1.  Lesser Penalties

 Lesser penalties for Small Companies under Section 446B of the Companies Act, 2013: – If a small company fails to comply with the provisions of section 92(5), section 117(2) or section 137(3), such company and officer in default of such company shall be liable to a penalty which shall not be more than one half of the penalty specified in such sections.  

2. Lesser Fees

Fees for filings and other formalities u/s. 403 of the Companies Act, 2013 is also comparatively lower for the small companies.

3 . No Certification by the Professional on E Forms

The companies are required to file the various E Forms pertaining to filing of Balance Sheets, Annual Returns, and various other event based e forms. If we look from the corporate point of view, the companies shall not be required to get the E Forms being certified from the Practicing Professionals.

 4. Holding of Board Meetings:

A Small Company can hold only 2 Board meetings in a calendar year i.e. one board meeting in each half of the calendar year. However the gap between the two board meetings should not be less than 90 days. So in case of Small Companies, the Board is not required to conduct 4 meetings in a year as it is applicable in case of companies other than small and OPC companies

5. Signing of an Annual Return:

In case of Small Company, the Annual Return can be signed by Company Secretary alone or if there is no CS, by a single Director only.

6. Cash Flow Statements :

 A Small company does not require to maintain a Cash flow statement as a part of its Financial Statements. So while filing of Balance Sheet with Registrar of Companies, companies shall not be required to attach the CASH Flow Statements along with the Financial Statements

7. Abridged Director Report and Annual Return

For small companies, the format of director report is not vast rather an abridged Director Report shall also be sufficient. The format has already been prescribed by the Ministry for abridged Director Reports for Small Companies and One Persons Companies. Matters to be included in Board’s Report mention in Rule -8 of companies (Accounts) Rules, 2014 not apply for small company.

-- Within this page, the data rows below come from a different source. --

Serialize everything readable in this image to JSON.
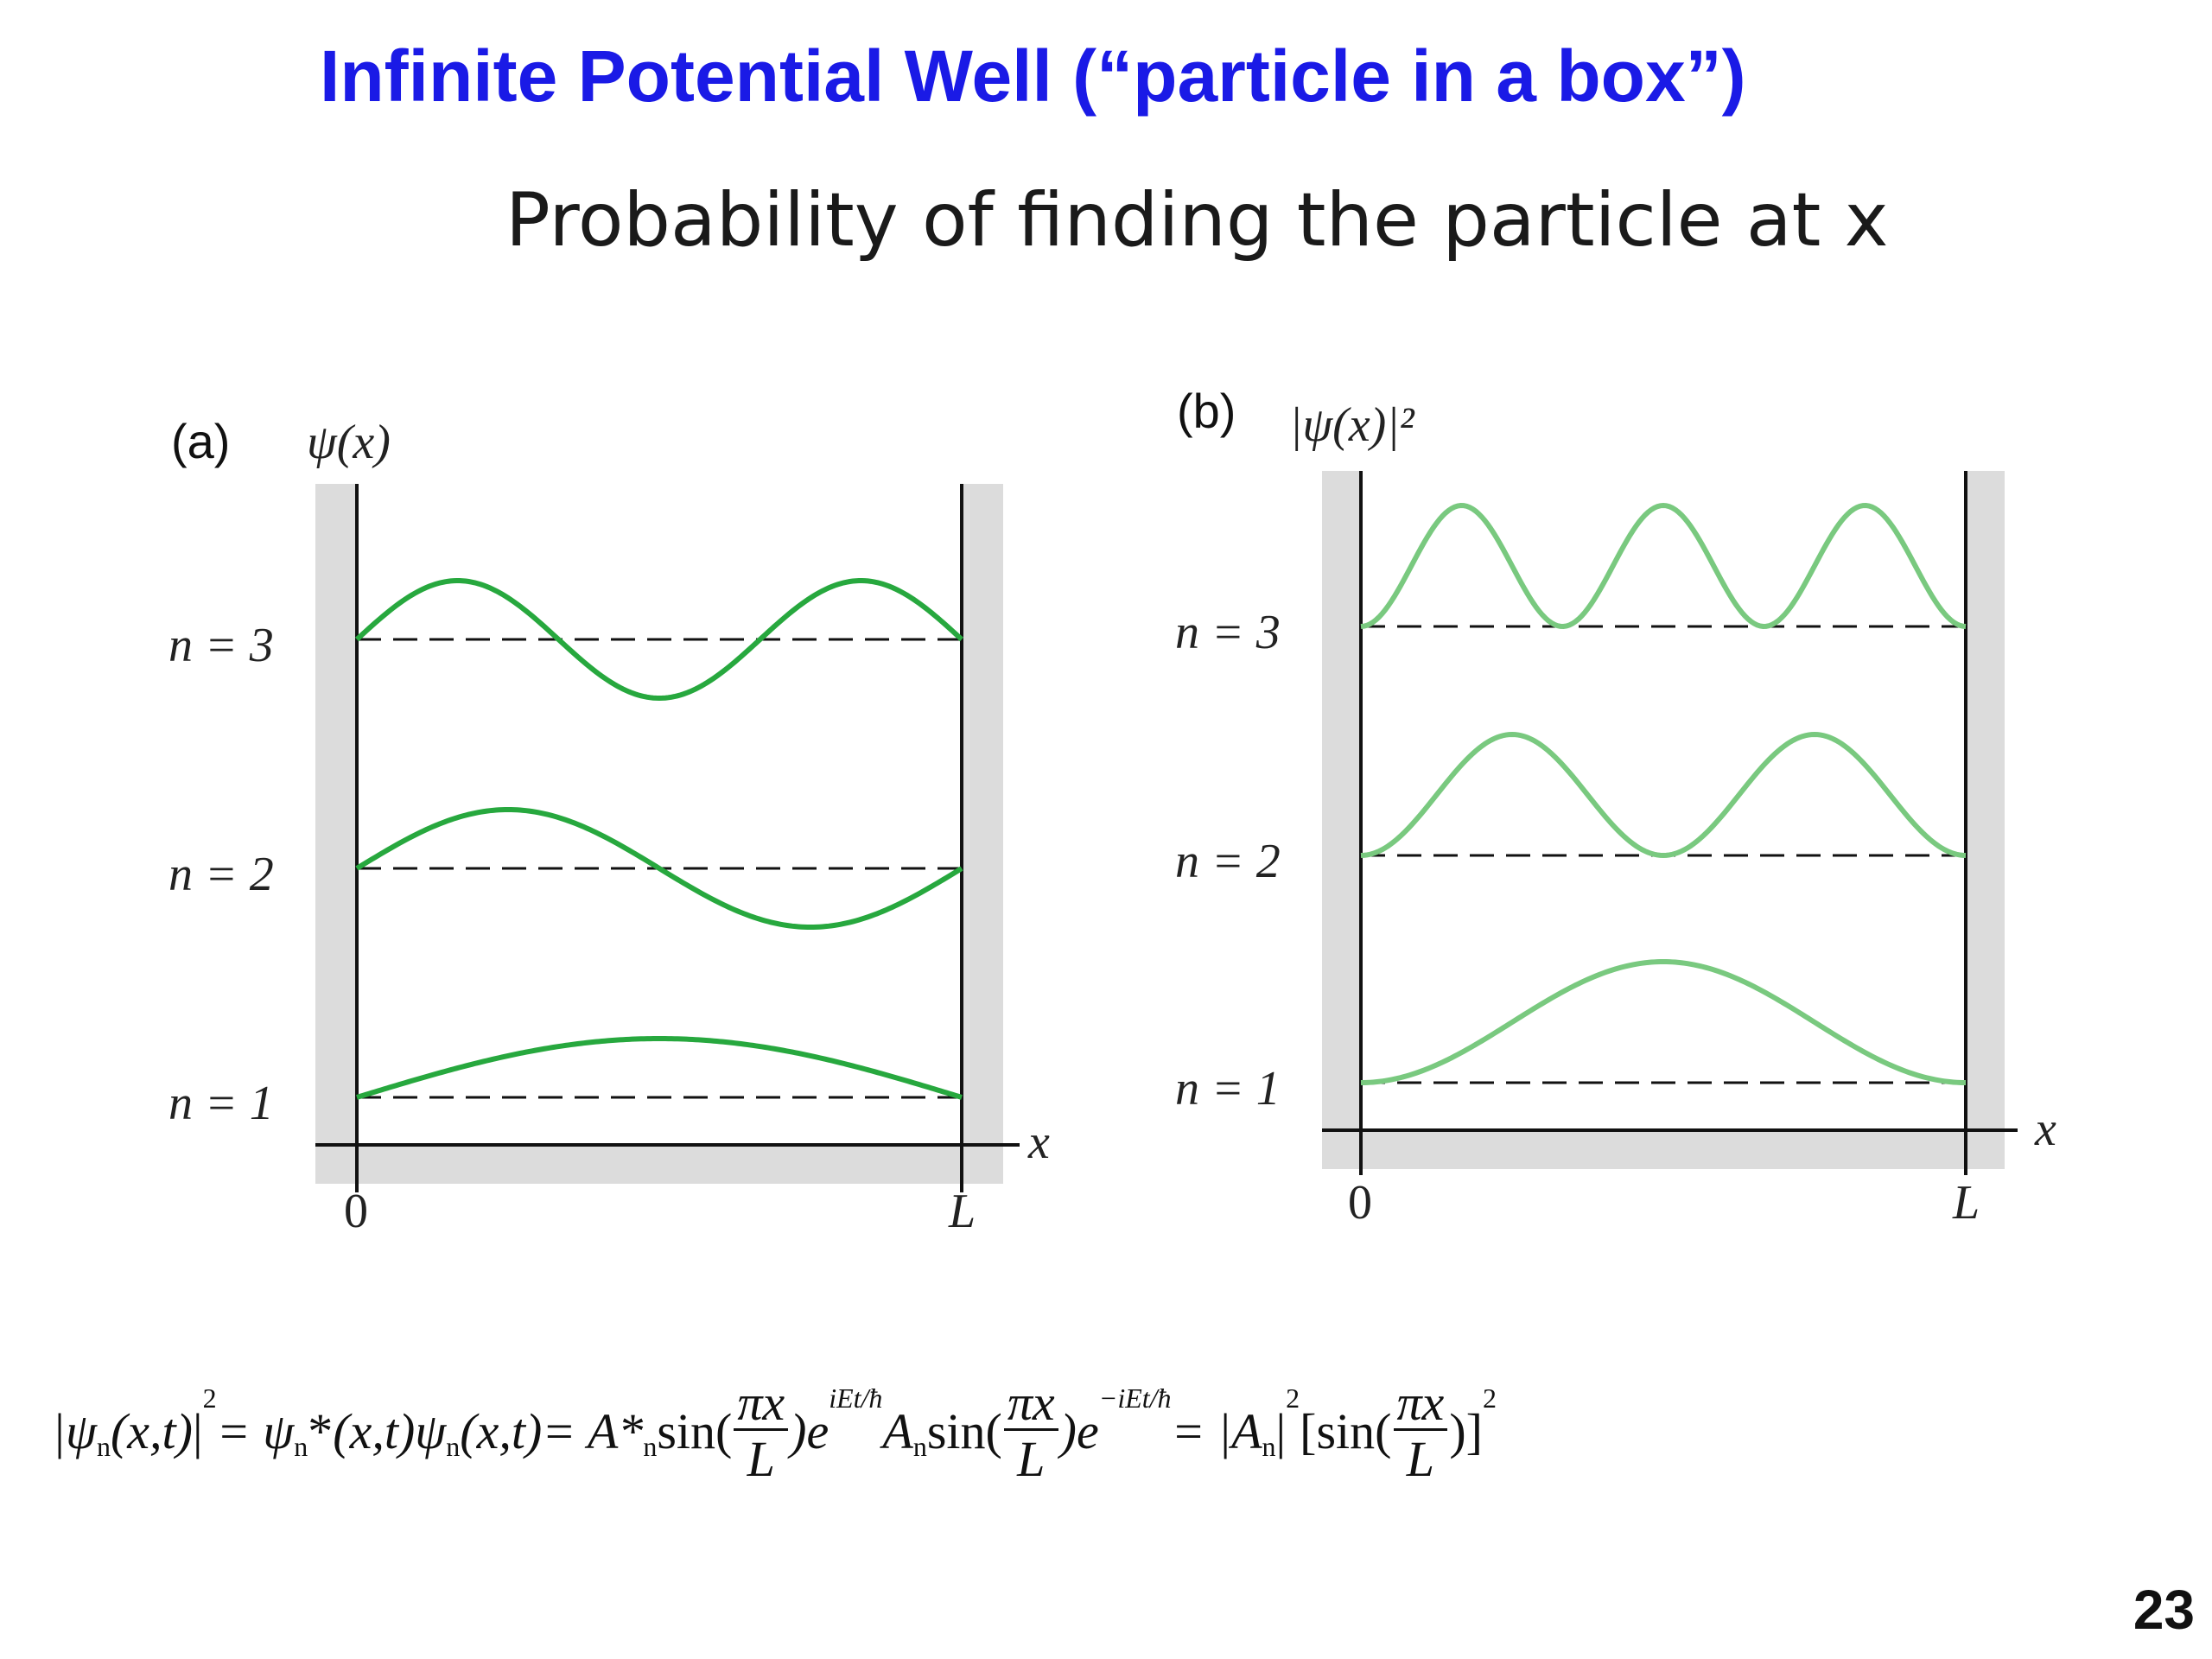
{
  "slide": {
    "title": "Infinite Potential Well (“particle in a box”)",
    "subtitle": "Probability of finding the particle at x",
    "page_number": "23"
  },
  "panel_a": {
    "panel_label": "(a)",
    "ylabel": "ψ(x)",
    "xlabel": "x",
    "ticks": [
      "0",
      "L"
    ],
    "levels": [
      {
        "label": "n = 1",
        "n": 1
      },
      {
        "label": "n = 2",
        "n": 2
      },
      {
        "label": "n = 3",
        "n": 3
      }
    ],
    "curve_color": "#27a83e"
  },
  "panel_b": {
    "panel_label": "(b)",
    "ylabel": "|ψ(x)|²",
    "xlabel": "x",
    "ticks": [
      "0",
      "L"
    ],
    "levels": [
      {
        "label": "n = 1",
        "n": 1
      },
      {
        "label": "n = 2",
        "n": 2
      },
      {
        "label": "n = 3",
        "n": 3
      }
    ],
    "curve_color": "#79c97f"
  },
  "equation": {
    "lhs": "|ψ",
    "args": "(x,t)",
    "sq": "2",
    "eq1": " = ψ",
    "star": "*",
    "args2": "(x,t)ψ",
    "args3": "(x,t)",
    "eq2": " = A*",
    "sin": " sin(",
    "pix": "πx",
    "L": "L",
    "close_e": ")e",
    "exp_pos": "iEt/ħ",
    "A": " A",
    "exp_neg": "−iEt/ħ",
    "eq3": " = |A",
    "sq2": "2",
    "bracket": " [sin(",
    "close_sq": ")]",
    "n": "n"
  },
  "well_color": "#dcdcdc",
  "accent": "#1a1ae6"
}
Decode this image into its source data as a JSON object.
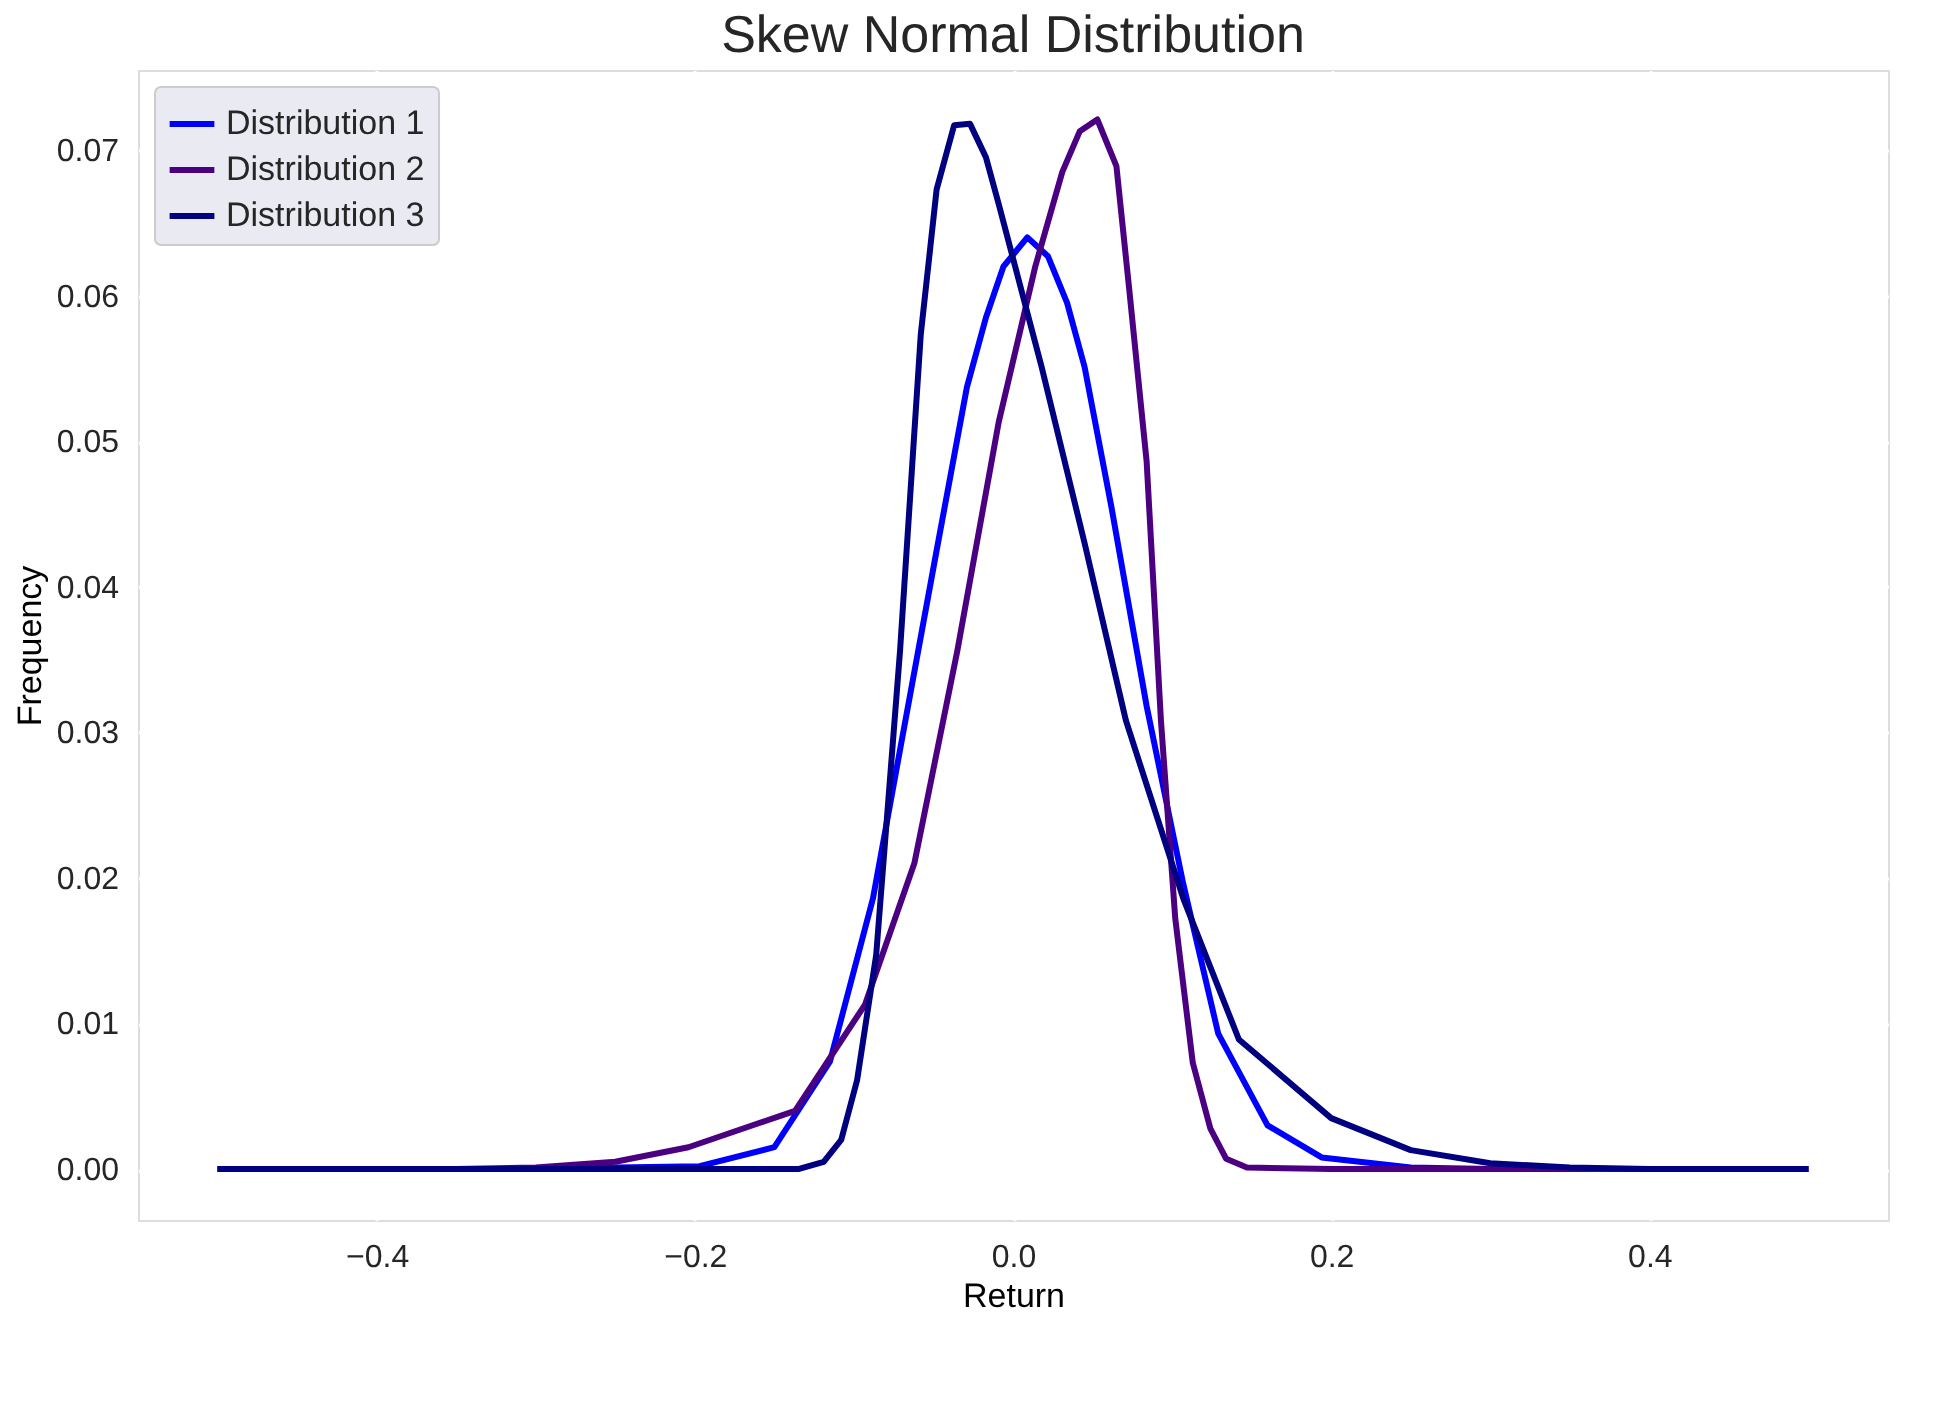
{
  "chart_data": {
    "type": "line",
    "title": "Skew Normal Distribution",
    "xlabel": "Return",
    "ylabel": "Frequency",
    "xlim": [
      -0.55,
      0.55
    ],
    "ylim": [
      -0.0035,
      0.0755
    ],
    "xticks": [
      {
        "value": -0.4,
        "label": "−0.4"
      },
      {
        "value": -0.2,
        "label": "−0.2"
      },
      {
        "value": 0,
        "label": "0.0"
      },
      {
        "value": 0.2,
        "label": "0.2"
      },
      {
        "value": 0.4,
        "label": "0.4"
      }
    ],
    "yticks": [
      {
        "value": 0,
        "label": "0.00"
      },
      {
        "value": 0.01,
        "label": "0.01"
      },
      {
        "value": 0.02,
        "label": "0.02"
      },
      {
        "value": 0.03,
        "label": "0.03"
      },
      {
        "value": 0.04,
        "label": "0.04"
      },
      {
        "value": 0.05,
        "label": "0.05"
      },
      {
        "value": 0.06,
        "label": "0.06"
      },
      {
        "value": 0.07,
        "label": "0.07"
      }
    ],
    "grid": true,
    "legend": "top left",
    "line_style": "solid",
    "marker": "none",
    "series": [
      {
        "name": "Distribution 1",
        "color": "#0000ff",
        "x": [
          -0.5,
          -0.3,
          -0.25,
          -0.197,
          -0.15,
          -0.115,
          -0.088,
          -0.071,
          -0.048,
          -0.029,
          -0.017,
          -0.006,
          0.009,
          0.022,
          0.034,
          0.045,
          0.062,
          0.084,
          0.107,
          0.129,
          0.16,
          0.194,
          0.25,
          0.3,
          0.5
        ],
        "values": [
          0,
          0,
          0.0001,
          0.0002,
          0.0015,
          0.0074,
          0.0186,
          0.0288,
          0.0425,
          0.0537,
          0.0585,
          0.062,
          0.064,
          0.0627,
          0.0595,
          0.0551,
          0.0454,
          0.0318,
          0.0196,
          0.0093,
          0.003,
          0.0008,
          0.0001,
          0,
          0
        ]
      },
      {
        "name": "Distribution 2",
        "color": "#4b0082",
        "x": [
          -0.5,
          -0.35,
          -0.3,
          -0.25,
          -0.204,
          -0.137,
          -0.093,
          -0.062,
          -0.035,
          -0.009,
          0.014,
          0.031,
          0.042,
          0.053,
          0.065,
          0.073,
          0.084,
          0.093,
          0.102,
          0.113,
          0.124,
          0.134,
          0.147,
          0.2,
          0.5
        ],
        "values": [
          0,
          0,
          0.0001,
          0.0005,
          0.0015,
          0.004,
          0.0113,
          0.021,
          0.0356,
          0.0513,
          0.062,
          0.0685,
          0.0713,
          0.0721,
          0.0689,
          0.0605,
          0.0486,
          0.0308,
          0.0172,
          0.0073,
          0.0028,
          0.0007,
          0.0001,
          0,
          0
        ]
      },
      {
        "name": "Distribution 3",
        "color": "#000080",
        "x": [
          -0.5,
          -0.135,
          -0.119,
          -0.108,
          -0.098,
          -0.086,
          -0.071,
          -0.058,
          -0.048,
          -0.037,
          -0.027,
          -0.017,
          -0.009,
          0.018,
          0.045,
          0.071,
          0.107,
          0.142,
          0.2,
          0.25,
          0.3,
          0.35,
          0.4,
          0.5
        ],
        "values": [
          0,
          0,
          0.0005,
          0.002,
          0.0061,
          0.0147,
          0.0356,
          0.0573,
          0.0673,
          0.0717,
          0.0718,
          0.0695,
          0.0663,
          0.0551,
          0.043,
          0.0308,
          0.0186,
          0.0089,
          0.0035,
          0.0013,
          0.0004,
          0.0001,
          0,
          0
        ]
      }
    ]
  }
}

8. Fast Track Merger Process

The merger process between small companies is less cumbersome and less expensive and hence, on a fast track basis as compared to the other one

9. No Auditor Retire By Rotation

Every Private Limited company having a capital more than Rs. 20 crore is required to rotate its auditor after a term of 5 years. But being a small company, having capital less than 20 crore, shall never be required to rotate its auditor according to Section 139(2) of Companies Act 2013. Please Note that Section 139(2) of the Company Act 2013, which mandates the rotation of auditors every 5 years (individual auditors) and every 10 years (firm of auditors).

 10. Need not to have Internal Financial Control Report

A Small Company does not require to report in its Audit Report regarding Internal Financial controls and the operating effectiveness of the company.